Nokia, the world's largest handset maker, reported fourth-quarter net sales of Euro 9.06 billion (US$12.36 billion as of Dec. 31, 2004, the last day of the period being reported), up 3 percent from Euro 8.79 billion in the year-ago period, it said in a statement.
But sales in its ailing mobile phone division were down by 6 percent year-over-year, to Euro 5.66 billion. As in past quarters, Nokia pointed to price pressure brought on by increased competition and the further weakening of the U.S. dollar. On a positive note, the mobile division shipped a higher number of units. Sales volumes for handsets and other mobile devices rose 19 percent to 66.1 million units, to give Nokia a market share of 34 percent for the quarter and 32 percent for the full year, Nokia said.
"Device volumes also reached new highs for the fourth quarter and full year largely backed by the ongoing boom in growth markets such as Latin America, Russia, India and China and brisk sales of color screen and camera phones," Chief Executive Officer Jorma Ollila said in a conference call on the results Thursday. "Our North American phone volumes were, however, disappointing."
Nokia's handset channel inventories were at normal levels by the end of 2004, Ollila said.
Net profit fell to Euro 1.02 billion, or Euro 0.23 a share, from Euro 1.17 billion, or Euro 0.25 a share, in the fourth quarter of 2003, the Espoo, Finland, company said.
Nokia beat expectations of Euro 0.19 per share on revenue estimates of between Euro 8.4 billion to Euro 8.5 billion, according to Thomson First Call. In October, Nokia had forecast profit of Euro 0.16 to Euro 0.18 a share and sales of Euro 8.4 billion to Euro 8.6 billion.
Ollila credited record volume handset sales, a stabilization in average selling prices and a better-than-expected performance by its networks infrastructure business, for Nokia's ability to beat expectations for the quarter. Sales in its networks infrastructure business were Euro 1.91 billion, up 12 percent year-on-year.

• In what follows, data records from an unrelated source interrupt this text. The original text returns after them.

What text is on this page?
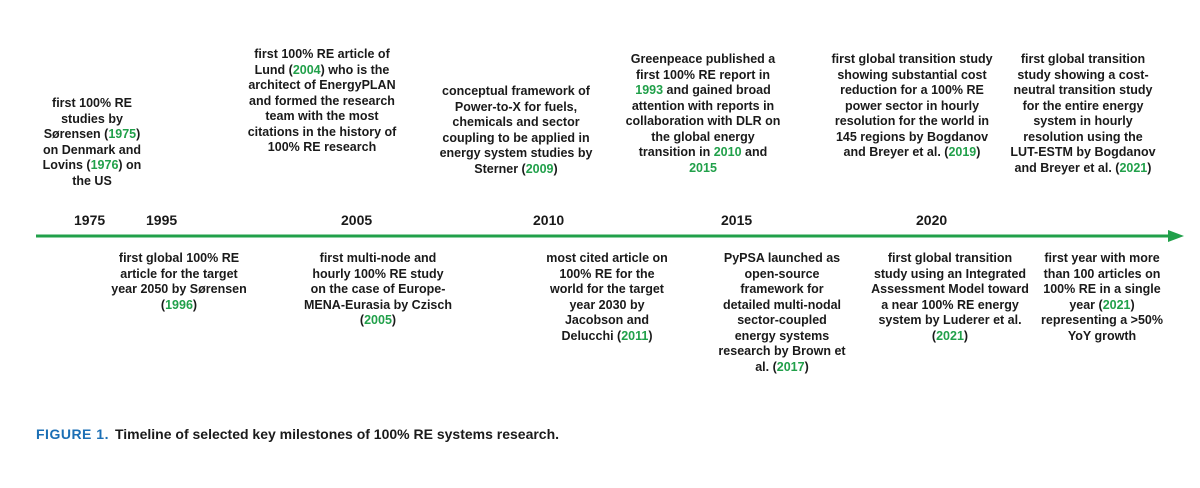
1975	1995	2005	2010	2015	2020
first 100% RE studies by Sørensen (1975) on Denmark and Lovins (1976) on the US
first 100% RE article of Lund (2004) who is the architect of EnergyPLAN and formed the research team with the most citations in the history of 100% RE research
conceptual framework of Power-to-X for fuels, chemicals and sector coupling to be applied in energy system studies by Sterner (2009)
Greenpeace published a first 100% RE report in 1993 and gained broad attention with reports in collaboration with DLR on the global energy transition in 2010 and 2015
first global transition study showing substantial cost reduction for a 100% RE power sector in hourly resolution for the world in 145 regions by Bogdanov and Breyer et al. (2019)
first global transition study showing a cost-neutral transition study for the entire energy system in hourly resolution using the LUT-ESTM by Bogdanov and Breyer et al. (2021)
first global 100% RE article for the target year 2050 by Sørensen (1996)
first multi-node and hourly 100% RE study on the case of Europe-MENA-Eurasia by Czisch (2005)
most cited article on 100% RE for the world for the target year 2030 by Jacobson and Delucchi (2011)
PyPSA launched as open-source framework for detailed multi-nodal sector-coupled energy systems research by Brown et al. (2017)
first global transition study using an Integrated Assessment Model toward a near 100% RE energy system by Luderer et al. (2021)
first year with more than 100 articles on 100% RE in a single year (2021) representing a >50% YoY growth
FIGURE 1. Timeline of selected key milestones of 100% RE systems research.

"The past year was demanding for Nokia," Ollila said, but added that he believes the company is now better positioned for 2005 due in large part to restructuring efforts. Ollila reiterated Nokia's five top priorities in 2005 are in the areas of customer relations, product offering, research and development efficiency, demand-supply management and the ability to offer end-to-end solutions.
Separately on Thursday, Nokia announced it will lay off about 350 employees by April at its production facility in Fort Worth, Texas, which the company plans to turn into a customization and logistics center.
The company forecast net sales for the first quarter of between Euro 7 billion and Euro 7.3 billion, or Euro 0.12 to Euro 0.15 per share, compared with Euro 6.6 billion, or Euro 0.17 per share, in the first quarter of 2004.
Nokia said it continues to expect the mobile device market as a whole to grow by about 10 percent in volume from an estimated 643 million units in 2004 "and to grow slightly less in value terms," Ollila said.
In the first quarter of this year, Nokia expects over 160 million phones will be sold, Ollila said.
By the end of 2005, Ollila said he fully expected Nokia to have achieved a well-balanced handset portfolio. "When we are sitting here 12 months from today, I think that the fourth quarter portfolio would be something I could say ... is very balanced," he said.